Mais considérant que le jugement déféré ayant été partiellement infirmé, la société Séraphin ne saurait faire grief à la société Brice Berger Création d'avoir interjeté appel.

Que s'agissant des procédures connexes engagées, la société Brice Berger Création qui a pu se méprendre sur l'étendue et la portée de ses droits ne saurait se voir reprocher par la société Séraphin d'avoir abusivement agi en justice.

Considérant que l'infirmation partielle du jugement déféré ne permet pas à la société Brice Berger Création de prétendre que la société Séraphin a agi à son encontre avec " une particularité légèreté et une singulière mauvaise foi " et qu'elle lui a causé les divers préjudices qu'elle invoque.

- Sur la mesure de publication

Considérant qu'elle devra être confirmée comme il sera indiqué dans le dispositif du présent arrêt.

- Sur les frais hors dépens

Considérant qu'il apparaît inéquitable de laisser à la charge de la société Séraphin la totalité des frais qu'elle a dû engager en cause d'appel qui ne sont pas compris dans les dépens et qu'il convient de compenser à hauteur de la somme de 25 000 F.

Par ces motifs : Confirme le jugement rendu le 13 décembre 1996 par le tribunal de commerce de Paris en toutes ses dispositions, à l'exception de celles portant sur les actes de contrefaçon et sur la réparation du préjudice subi par la société Séraphin.

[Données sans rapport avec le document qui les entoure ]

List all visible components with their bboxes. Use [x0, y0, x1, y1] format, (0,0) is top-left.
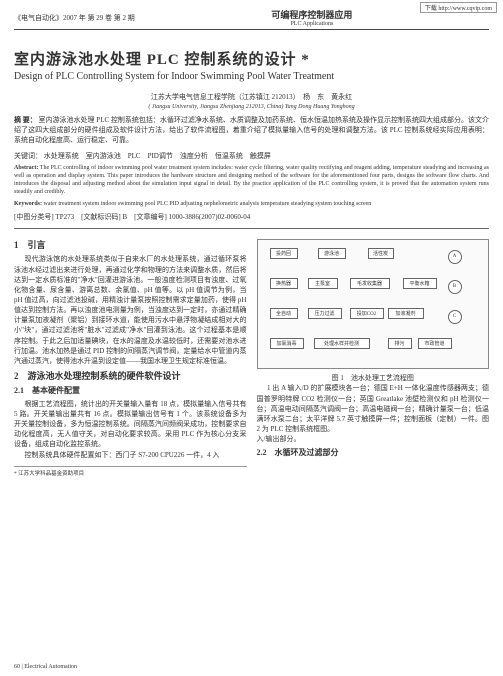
- source-url: 下载 http://www.cqvip.com: [420, 2, 497, 13]
- abstract-en-label: Abstract:: [14, 165, 38, 171]
- figure-1-caption: 图 1 池水处理工艺流程图: [257, 373, 490, 383]
- authors-cn: 江苏大学电气信息工程学院（江苏镇江 212013） 杨 东 黄永红: [14, 92, 489, 102]
- title-en: Design of PLC Controlling System for Ind…: [14, 71, 489, 82]
- io-label: 入/输出部分。: [257, 434, 490, 444]
- diagram-node: C: [448, 310, 462, 324]
- heading-1: 1 引言: [14, 238, 247, 251]
- paragraph-right-1: 1 出 A 输入/D 的扩展模块各一台；德国 E+H 一体化温度传感器两支；德国…: [257, 383, 490, 434]
- figure-1-diagram: 投药回 游泳池 活性炭换热器主泵室 毛发收集器 平衡水箱压力过滤投加CO2 全自动 加液凝剂…: [257, 239, 490, 369]
- header-bar: 《电气自动化》2007 年 第 29 卷 第 2 期 可编程序控制器应用 PLC…: [14, 8, 489, 30]
- right-column: 投药回 游泳池 活性炭换热器主泵室 毛发收集器 平衡水箱压力过滤投加CO2 全自动 加液凝剂…: [257, 235, 490, 476]
- page-footer: 60 | Electrical Automation: [14, 664, 77, 670]
- left-column: 1 引言 现代游泳馆的水处理系统类似于自来水厂的水处理系统，通过循环泵将泳池水经…: [14, 235, 247, 476]
- heading-2: 2 游泳池水处理控制系统的硬件软件设计: [14, 369, 247, 382]
- body-columns: 1 引言 现代游泳馆的水处理系统类似于自来水厂的水处理系统，通过循环泵将泳池水经…: [14, 235, 489, 476]
- authors-en: ( Jiangsu University, Jiangsu Zhenjiang …: [14, 104, 489, 110]
- heading-2-2: 2.2 水循环及过滤部分: [257, 447, 490, 458]
- title-cn: 室内游泳池水处理 PLC 控制系统的设计 *: [14, 48, 489, 69]
- abstract-cn-text: 室内游泳池水处理 PLC 控制系统包括：水循环过滤净水系统、水质调整及加药系统、…: [14, 116, 489, 144]
- diagram-box: 投加CO2: [350, 308, 384, 319]
- diagram-box: 换热器: [270, 278, 298, 289]
- abstract-en-text: The PLC controlling of indoor swimming p…: [14, 165, 489, 194]
- keywords-en-label: Keywords:: [14, 201, 42, 207]
- diagram-box: 毛发收集器: [350, 278, 390, 289]
- diagram-box: 投药回: [270, 248, 298, 259]
- diagram-box: 全自动: [270, 308, 298, 319]
- diagram-box: 活性炭: [368, 248, 394, 259]
- diagram-box: 压力过滤: [308, 308, 342, 319]
- keywords-cn-text: 水处理系统 室内游泳池 PLC PID调节 浊度分析 恒温系统 触摸屏: [44, 152, 271, 160]
- paragraph-2: 根据工艺流程图，统计出的开关量输入量有 18 点，模拟量输入信号共有 5 路。开…: [14, 399, 247, 450]
- heading-2-1: 2.1 基本硬件配置: [14, 385, 247, 396]
- keywords-en: Keywords: water treatment system indoor …: [14, 201, 489, 209]
- abstract-cn-label: 摘 要：: [14, 116, 37, 124]
- diagram-box: 处理水样并检测: [314, 338, 370, 349]
- paragraph-1: 现代游泳馆的水处理系统类似于自来水厂的水处理系统，通过循环泵将泳池水经过滤出来进…: [14, 254, 247, 366]
- diagram-box: 加氯消毒: [270, 338, 304, 349]
- paragraph-3: 控制系统具体硬件配置如下：西门子 S7-200 CPU226 一件，4 入: [14, 450, 247, 460]
- footnote: * 江苏大学科品基金资助项目: [14, 466, 247, 477]
- diagram-box: 游泳池: [318, 248, 346, 259]
- title-block: 室内游泳池水处理 PLC 控制系统的设计 * Design of PLC Con…: [14, 48, 489, 82]
- classification-line: [中图分类号] TP273 [文献标识码] B [文章编号] 1000-3886…: [14, 212, 489, 222]
- abstract-en: Abstract: The PLC controlling of indoor …: [14, 165, 489, 196]
- abstract-cn: 摘 要： 室内游泳池水处理 PLC 控制系统包括：水循环过滤净水系统、水质调整及…: [14, 116, 489, 145]
- divider: [14, 228, 489, 229]
- diagram-node: B: [448, 280, 462, 294]
- keywords-cn: 关键词： 水处理系统 室内游泳池 PLC PID调节 浊度分析 恒温系统 触摸屏: [14, 151, 489, 161]
- keywords-cn-label: 关键词：: [14, 152, 42, 160]
- diagram-box: 主泵室: [308, 278, 338, 289]
- diagram-box: 排污: [388, 338, 412, 349]
- section-title-en: PLC Applications: [135, 21, 489, 27]
- journal-info: 《电气自动化》2007 年 第 29 卷 第 2 期: [14, 13, 135, 23]
- diagram-box: 市政管道: [418, 338, 452, 349]
- diagram-node: A: [448, 250, 462, 264]
- keywords-en-text: water treatment system indoor swimming p…: [44, 201, 372, 207]
- diagram-box: 平衡水箱: [403, 278, 437, 289]
- diagram-box: 加液凝剂: [388, 308, 424, 319]
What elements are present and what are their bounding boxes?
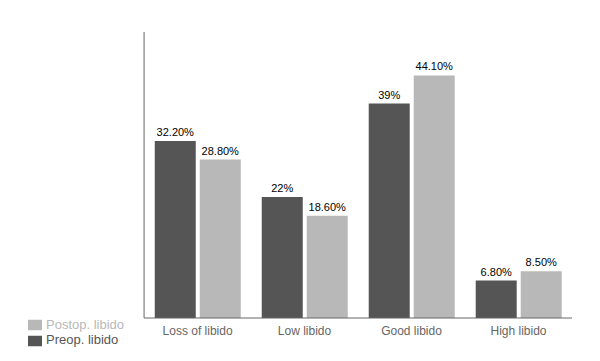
svg-text:6.80%: 6.80% <box>481 266 512 278</box>
svg-text:8.50%: 8.50% <box>526 256 557 268</box>
svg-text:Loss of libido: Loss of libido <box>163 324 233 338</box>
svg-text:Good libido: Good libido <box>381 324 442 338</box>
svg-text:44.10%: 44.10% <box>416 60 454 72</box>
svg-text:32.20%: 32.20% <box>157 126 195 138</box>
svg-text:39%: 39% <box>378 89 400 101</box>
svg-text:28.80%: 28.80% <box>202 145 240 157</box>
svg-text:High libido: High libido <box>490 324 546 338</box>
svg-text:Low libido: Low libido <box>278 324 332 338</box>
html-text:Preop. libido: Preop. libido <box>46 332 119 348</box>
svg-text:22%: 22% <box>271 182 293 194</box>
html-text:Postop. libido: Postop. libido <box>46 316 125 332</box>
svg-text:18.60%: 18.60% <box>309 201 347 213</box>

L'infirme de ce chef, et statuant à nouveau, Dit que le modèle de blouson référencé B52 dans la collection de la société Séraphin n'est pas original et ne peut bénéficier de la protection au titre du droit d'auteur, Dit que la société Brice Berger Création a commis des actes de concurrence déloyale à l'encontre de la société Séraphin, Condamne en conséquence la société Brice Berger Création à payer à la société Séraphin la somme de 250 000 F à titre de dommages et intérêts, Dit que le dispositif du présent arrêt sera publié en entier dans les conditions fixées par le jugement frappé d'appel, Rejette toute demande autre, contraire ou plus ample des parties, Condamne la société Brice Berger Création à payer à la société Séraphin la somme de 25 000 F en application de l'article 700 du Nouveau code de procédure civile, Condamne la société Brice Berger Création aux entiers dépens d'appel dont distraction au profit de la SCP d'Avoués Annie Baskal dans les conditions de l'article 699 du Nouveau code de procédure civile.